The 57-year-old said he was "deeply sorry" for what happened at HBOS and the "ensuing consequences" for the bailed-out bank's staff, shareholders and taxpayers.

He had stepped down from his job with private equity firm Bridgepoint on Friday.

The bank's former boss was given a knighthood after leaving HBOS in 2006, but said he believed "it is right that I should now ask the appropriate authorities to take the necessary steps for its removal".

The Parliamentary Commission on Banking Standards had described Sir James as the "architect of the strategy that set the course for disaster" and held primary responsibility for the collapse along with former chairman Lord Stevenson and fellow chief executive Andy Hornby.

The report blamed the trio's "toxic" misjudgments for the bank's downfall and £20.5bn taxpayer bailout at the height of the financial crisis.

It also said the financial regulator should consider whether the three should ever be allowed to work in the financial sector again.

Sir James said the report made for "very chastening reading".

"Although I stood down as CEO of HBOS in 2006, some three years before it was taken over by Lloyds, I have never sought to disassociate myself from what has happened," he said.
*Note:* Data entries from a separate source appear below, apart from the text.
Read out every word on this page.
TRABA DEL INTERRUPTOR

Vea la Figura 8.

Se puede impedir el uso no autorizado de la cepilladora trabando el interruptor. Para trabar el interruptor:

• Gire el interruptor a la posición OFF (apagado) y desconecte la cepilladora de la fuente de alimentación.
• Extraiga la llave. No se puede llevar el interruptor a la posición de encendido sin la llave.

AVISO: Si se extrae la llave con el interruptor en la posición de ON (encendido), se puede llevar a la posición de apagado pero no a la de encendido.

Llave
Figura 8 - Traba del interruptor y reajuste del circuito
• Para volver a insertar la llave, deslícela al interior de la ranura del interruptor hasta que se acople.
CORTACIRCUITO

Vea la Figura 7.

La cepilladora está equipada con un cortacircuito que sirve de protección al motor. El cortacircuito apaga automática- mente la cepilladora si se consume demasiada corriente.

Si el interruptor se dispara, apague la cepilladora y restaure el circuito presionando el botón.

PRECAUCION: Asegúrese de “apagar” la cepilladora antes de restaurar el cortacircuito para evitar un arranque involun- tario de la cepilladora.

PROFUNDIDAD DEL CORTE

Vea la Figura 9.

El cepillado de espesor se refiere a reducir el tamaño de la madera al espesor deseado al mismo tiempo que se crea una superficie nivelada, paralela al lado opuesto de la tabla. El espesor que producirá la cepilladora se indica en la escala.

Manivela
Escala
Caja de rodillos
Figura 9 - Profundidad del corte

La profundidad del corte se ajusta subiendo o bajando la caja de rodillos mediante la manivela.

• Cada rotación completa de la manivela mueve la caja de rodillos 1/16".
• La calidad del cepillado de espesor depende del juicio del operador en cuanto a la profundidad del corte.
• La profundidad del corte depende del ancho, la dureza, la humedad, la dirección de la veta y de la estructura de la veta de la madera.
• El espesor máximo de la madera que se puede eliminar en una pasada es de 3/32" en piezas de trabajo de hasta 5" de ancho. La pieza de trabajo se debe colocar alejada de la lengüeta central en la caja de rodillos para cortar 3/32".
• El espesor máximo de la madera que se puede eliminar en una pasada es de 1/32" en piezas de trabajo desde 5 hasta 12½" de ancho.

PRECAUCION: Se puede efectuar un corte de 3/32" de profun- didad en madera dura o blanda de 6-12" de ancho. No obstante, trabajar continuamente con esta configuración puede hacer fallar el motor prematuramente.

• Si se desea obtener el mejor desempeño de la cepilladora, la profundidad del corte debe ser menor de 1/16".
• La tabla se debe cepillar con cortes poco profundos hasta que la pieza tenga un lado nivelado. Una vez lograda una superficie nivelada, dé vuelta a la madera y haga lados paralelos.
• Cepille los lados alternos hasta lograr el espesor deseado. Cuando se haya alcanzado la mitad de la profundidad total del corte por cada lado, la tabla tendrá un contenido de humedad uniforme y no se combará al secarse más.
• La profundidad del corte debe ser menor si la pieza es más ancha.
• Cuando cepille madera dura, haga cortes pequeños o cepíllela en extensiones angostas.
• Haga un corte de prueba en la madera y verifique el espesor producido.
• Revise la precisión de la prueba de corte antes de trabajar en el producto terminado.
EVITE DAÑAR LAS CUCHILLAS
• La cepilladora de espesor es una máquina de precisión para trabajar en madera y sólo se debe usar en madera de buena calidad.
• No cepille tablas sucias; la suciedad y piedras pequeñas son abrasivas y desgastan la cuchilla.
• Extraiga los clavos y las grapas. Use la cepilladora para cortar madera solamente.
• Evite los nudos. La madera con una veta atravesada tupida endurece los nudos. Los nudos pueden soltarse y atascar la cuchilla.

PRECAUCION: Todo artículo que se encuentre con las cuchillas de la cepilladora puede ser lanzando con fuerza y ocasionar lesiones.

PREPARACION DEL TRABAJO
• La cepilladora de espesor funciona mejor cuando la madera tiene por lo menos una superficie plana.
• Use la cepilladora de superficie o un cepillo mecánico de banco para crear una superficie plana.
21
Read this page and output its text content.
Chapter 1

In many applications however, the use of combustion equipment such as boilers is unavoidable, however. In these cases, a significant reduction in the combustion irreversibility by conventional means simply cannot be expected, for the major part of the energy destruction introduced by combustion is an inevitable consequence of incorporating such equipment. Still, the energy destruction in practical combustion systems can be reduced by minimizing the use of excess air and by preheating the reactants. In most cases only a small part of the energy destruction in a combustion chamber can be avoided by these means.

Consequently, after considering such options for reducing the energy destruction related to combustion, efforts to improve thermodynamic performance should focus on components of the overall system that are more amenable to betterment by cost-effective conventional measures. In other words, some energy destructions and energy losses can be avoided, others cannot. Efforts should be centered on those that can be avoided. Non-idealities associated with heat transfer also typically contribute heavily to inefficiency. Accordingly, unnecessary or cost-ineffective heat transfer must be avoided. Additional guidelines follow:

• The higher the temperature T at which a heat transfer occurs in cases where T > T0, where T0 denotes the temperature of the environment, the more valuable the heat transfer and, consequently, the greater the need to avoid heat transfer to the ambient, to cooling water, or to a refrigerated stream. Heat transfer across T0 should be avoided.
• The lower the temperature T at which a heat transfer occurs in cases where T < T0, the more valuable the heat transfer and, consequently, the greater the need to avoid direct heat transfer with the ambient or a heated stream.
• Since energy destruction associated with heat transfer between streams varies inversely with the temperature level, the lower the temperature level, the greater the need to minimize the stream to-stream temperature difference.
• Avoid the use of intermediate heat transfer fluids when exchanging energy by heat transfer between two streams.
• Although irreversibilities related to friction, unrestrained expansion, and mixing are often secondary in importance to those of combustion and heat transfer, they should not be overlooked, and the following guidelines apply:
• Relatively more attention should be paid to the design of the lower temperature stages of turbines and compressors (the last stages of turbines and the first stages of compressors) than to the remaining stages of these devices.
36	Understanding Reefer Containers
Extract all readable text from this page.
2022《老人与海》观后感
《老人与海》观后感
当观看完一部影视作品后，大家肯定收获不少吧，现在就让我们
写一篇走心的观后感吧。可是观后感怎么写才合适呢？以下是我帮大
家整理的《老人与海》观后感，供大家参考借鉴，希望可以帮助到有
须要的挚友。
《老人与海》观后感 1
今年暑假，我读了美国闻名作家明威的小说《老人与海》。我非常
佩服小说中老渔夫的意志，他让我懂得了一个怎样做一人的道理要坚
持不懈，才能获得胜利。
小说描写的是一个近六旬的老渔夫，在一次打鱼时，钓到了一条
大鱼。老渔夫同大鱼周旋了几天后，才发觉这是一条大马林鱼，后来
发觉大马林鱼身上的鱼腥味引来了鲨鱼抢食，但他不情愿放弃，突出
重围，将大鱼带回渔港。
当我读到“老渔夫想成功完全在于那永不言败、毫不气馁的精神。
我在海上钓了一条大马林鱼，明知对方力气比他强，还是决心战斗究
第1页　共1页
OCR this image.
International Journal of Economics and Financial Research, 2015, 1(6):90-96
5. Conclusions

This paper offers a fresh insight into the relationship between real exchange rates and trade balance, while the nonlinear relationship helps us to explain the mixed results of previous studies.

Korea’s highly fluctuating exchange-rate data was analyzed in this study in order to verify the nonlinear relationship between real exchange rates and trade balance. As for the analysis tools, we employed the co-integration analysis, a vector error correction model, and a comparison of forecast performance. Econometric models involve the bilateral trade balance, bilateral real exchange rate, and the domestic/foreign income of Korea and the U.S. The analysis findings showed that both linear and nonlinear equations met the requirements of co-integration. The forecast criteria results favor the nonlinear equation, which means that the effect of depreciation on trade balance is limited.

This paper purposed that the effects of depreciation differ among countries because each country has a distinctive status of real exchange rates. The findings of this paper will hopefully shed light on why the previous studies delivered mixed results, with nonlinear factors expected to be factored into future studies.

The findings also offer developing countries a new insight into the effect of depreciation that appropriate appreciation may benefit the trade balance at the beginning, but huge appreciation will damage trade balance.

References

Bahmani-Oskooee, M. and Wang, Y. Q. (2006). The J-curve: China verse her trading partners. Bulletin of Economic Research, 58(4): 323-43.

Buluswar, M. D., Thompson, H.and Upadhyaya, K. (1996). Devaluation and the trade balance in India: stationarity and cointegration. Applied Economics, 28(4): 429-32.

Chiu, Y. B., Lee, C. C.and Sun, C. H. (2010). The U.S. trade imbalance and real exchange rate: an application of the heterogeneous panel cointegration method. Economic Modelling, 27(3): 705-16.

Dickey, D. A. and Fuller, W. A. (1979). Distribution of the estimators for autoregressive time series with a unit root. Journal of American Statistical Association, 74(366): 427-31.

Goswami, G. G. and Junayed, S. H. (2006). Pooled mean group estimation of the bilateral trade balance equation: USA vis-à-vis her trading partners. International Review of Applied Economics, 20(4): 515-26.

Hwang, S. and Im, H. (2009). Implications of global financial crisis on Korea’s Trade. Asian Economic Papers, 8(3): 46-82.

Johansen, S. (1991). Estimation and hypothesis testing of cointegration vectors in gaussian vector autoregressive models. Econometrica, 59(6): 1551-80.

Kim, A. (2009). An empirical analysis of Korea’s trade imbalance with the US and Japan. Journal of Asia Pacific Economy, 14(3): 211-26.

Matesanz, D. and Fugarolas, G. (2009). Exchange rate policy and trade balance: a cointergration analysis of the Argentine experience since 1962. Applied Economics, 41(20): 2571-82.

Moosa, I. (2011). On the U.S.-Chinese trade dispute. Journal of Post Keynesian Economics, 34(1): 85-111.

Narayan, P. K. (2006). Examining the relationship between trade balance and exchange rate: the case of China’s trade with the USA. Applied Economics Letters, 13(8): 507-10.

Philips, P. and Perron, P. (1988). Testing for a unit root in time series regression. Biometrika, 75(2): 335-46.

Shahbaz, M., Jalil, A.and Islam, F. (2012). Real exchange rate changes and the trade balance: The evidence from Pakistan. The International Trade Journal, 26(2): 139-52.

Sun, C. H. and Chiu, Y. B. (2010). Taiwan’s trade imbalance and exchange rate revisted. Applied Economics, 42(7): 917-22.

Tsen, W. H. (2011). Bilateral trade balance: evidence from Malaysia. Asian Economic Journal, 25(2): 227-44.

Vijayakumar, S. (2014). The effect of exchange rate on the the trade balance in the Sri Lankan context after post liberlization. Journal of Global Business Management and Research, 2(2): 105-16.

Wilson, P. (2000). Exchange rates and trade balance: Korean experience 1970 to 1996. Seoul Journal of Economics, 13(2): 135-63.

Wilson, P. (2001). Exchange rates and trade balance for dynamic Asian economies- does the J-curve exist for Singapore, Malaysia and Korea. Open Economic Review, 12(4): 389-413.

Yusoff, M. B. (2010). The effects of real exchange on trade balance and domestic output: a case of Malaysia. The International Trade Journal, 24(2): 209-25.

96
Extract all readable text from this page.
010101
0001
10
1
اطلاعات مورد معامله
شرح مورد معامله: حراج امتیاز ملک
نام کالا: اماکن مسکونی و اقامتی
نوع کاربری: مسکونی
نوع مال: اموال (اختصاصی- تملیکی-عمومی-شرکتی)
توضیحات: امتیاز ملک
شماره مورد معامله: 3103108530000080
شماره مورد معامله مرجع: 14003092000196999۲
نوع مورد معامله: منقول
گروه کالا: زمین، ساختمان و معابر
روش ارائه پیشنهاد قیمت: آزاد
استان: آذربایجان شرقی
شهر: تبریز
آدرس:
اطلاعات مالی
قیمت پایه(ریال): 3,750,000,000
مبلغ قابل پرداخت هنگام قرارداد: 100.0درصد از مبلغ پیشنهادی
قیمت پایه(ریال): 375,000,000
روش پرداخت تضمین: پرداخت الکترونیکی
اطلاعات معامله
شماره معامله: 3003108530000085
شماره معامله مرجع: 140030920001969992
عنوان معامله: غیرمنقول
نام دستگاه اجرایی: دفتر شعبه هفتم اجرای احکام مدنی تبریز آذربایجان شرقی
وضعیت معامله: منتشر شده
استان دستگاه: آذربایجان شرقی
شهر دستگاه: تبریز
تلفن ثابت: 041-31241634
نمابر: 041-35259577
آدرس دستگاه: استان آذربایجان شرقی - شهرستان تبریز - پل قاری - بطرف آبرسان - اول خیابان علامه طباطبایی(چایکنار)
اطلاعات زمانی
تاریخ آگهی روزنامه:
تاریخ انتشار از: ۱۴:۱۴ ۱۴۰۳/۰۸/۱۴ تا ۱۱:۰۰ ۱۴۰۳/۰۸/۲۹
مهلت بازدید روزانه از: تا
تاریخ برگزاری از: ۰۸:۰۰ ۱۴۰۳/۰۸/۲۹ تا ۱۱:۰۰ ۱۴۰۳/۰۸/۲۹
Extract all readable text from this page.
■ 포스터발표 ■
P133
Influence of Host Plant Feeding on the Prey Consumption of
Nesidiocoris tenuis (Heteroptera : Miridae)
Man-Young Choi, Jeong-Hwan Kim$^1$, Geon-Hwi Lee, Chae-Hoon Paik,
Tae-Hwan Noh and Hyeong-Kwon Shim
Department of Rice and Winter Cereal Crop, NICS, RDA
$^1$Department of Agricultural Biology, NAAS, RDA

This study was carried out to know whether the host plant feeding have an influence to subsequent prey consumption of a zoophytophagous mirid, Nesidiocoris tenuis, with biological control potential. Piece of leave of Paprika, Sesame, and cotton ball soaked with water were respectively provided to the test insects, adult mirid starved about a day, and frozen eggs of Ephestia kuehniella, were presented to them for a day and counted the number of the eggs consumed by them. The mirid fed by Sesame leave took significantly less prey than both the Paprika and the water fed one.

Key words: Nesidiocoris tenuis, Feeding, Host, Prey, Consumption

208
"I would therefore like to repeat today what I said when I appeared in public before the Commission in December; namely that I am deeply sorry for what happened at HBOS."

His decision to forgo 30% of his pension will still leave him with an annual pay-out worth £406,000.

He said he was also standing down from his voluntary position as a trustee of Cancer Research UK with "great personal sadness".

But it is understood he remains a senior independent director at catering giant Compass and also chairman of the car credit company Money Barn.

The Honours Forfeiture Committee is responsible for considering cases where people could be stripped of awards.

It can look at cases where individuals are found guilty of criminal offences, or reprimanded by a regulator. However, it has scope to take into account other factors.